Mendengar kata Belerang, maka hal pertama yang terlintas dibenak adalah Kawah
Papandayan.
Jadilah hari Minggu jam 11 siang saya ke
Papandayan, naik motor Mio punyanya keponakan. Sendirian ^_^. Gak bawa apa-apa,
cuma pake jaket parasit untuk naik motor, dompet & HP. Perjalanan dari
rumah bapak saya ke Kawah Papandayan kurang lebih 50 menit. Kita mengikuti
jalan utama, jalan Garut-Cikajang. Di alun-alun kecamatan Cisurupan, kita
memasuki jalan ke kawah. Pada mulanya jalan bagus, namun setelah melewati desa
terakhir, dan pemandangan berubah menjadi perkebunan sayur disambung hutan
pinus, jalanan mulai rusak dibeberapa tempat. Di jalan menjelang pos, ada plang
seperti foto dibawah:
Plang menjelang Kawasan Wisata Kawah Papandayan |
Di belakangnya adalah kawah Papandayan,
kawahnya luas, lebih luas dari kawah Gunung Gede.

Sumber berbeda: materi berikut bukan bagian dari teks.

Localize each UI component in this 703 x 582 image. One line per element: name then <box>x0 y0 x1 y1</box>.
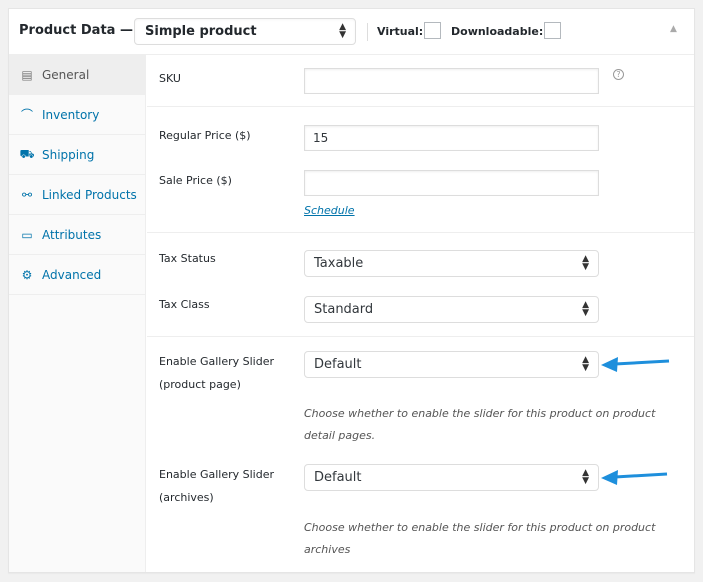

Di pos terpampang baligo tariff masuk.
Tarifnya relatif murah, Rp. 7500,- /orang. Namun buat Wisatawan Mancanegara,
tarifnya 20x lipat. Saya sebenarnya tidak setuju bedanya sejauh itu. Jomplang
banget. Huh!
Tarif masuk |
Baligo itu ada di sisi kanan jalan, dan
disisi kiri jalan, terletak loket pembayaran karcis. Saya pun membayar disana,
Rp. 15rb (7500 orang + 7500 motor). Masuk ke tempat parkir, disitu banyak mobil
pickup. Belakangan saya tahu bahwa mobil pickup itu adalah sarana transportasi
utama, yang mengangkut pengunjung dari alun-alun kecamatan Cisurupan dibawah tadi, sampai ke kawah Papandayan ini. Ongkosnya 20rb/orang. Naik ojek juga bisa, ongkosnya 25rb
.
.
Setelah memarkirkan motor, saya melihat
sekeliling, ada jalan yang mengarah ke kawah, dari jalan itu berdatangan
orang-orang menggendong Carrier. Percaya atau tidak, saya senang banget melihat
orang-orang menggendong carrier. Serasa ketemu temen lama ^_^. Setelah
memastikan motor dan helm dikunci, saya memasuki jalan menuju ke kawah.
Di
tengah kawah saya sempat mengambil beberapa foto pake HP:
Suasana di dalam Kawah Papandayan |
Kondisi tanah di kawah cukup padat,
sehingga bisa dilewati motor, meski berbatu-batu. Di tengah perjalanan saya
berpapasan dengan sekelompok orang gendong carrier, mereka meminta bantuan saya untuk
mengambil foto mereka. Setelah selesai foto-foto, saya bertanya track ini
berakhir dimana? Kata mereka, berakhir di Camping Ground Pondok Saladah. Saya
nanya lagi, masih jauh gak? “lumayan, kira-kira 1,5 – 2 jam lah” jawab mereka.
Karena yang menjawab itu orang bawa carrier dan dalam rombongannya ada beberapa
orang perempuan, maka 2 jam berarti dekat ^_^.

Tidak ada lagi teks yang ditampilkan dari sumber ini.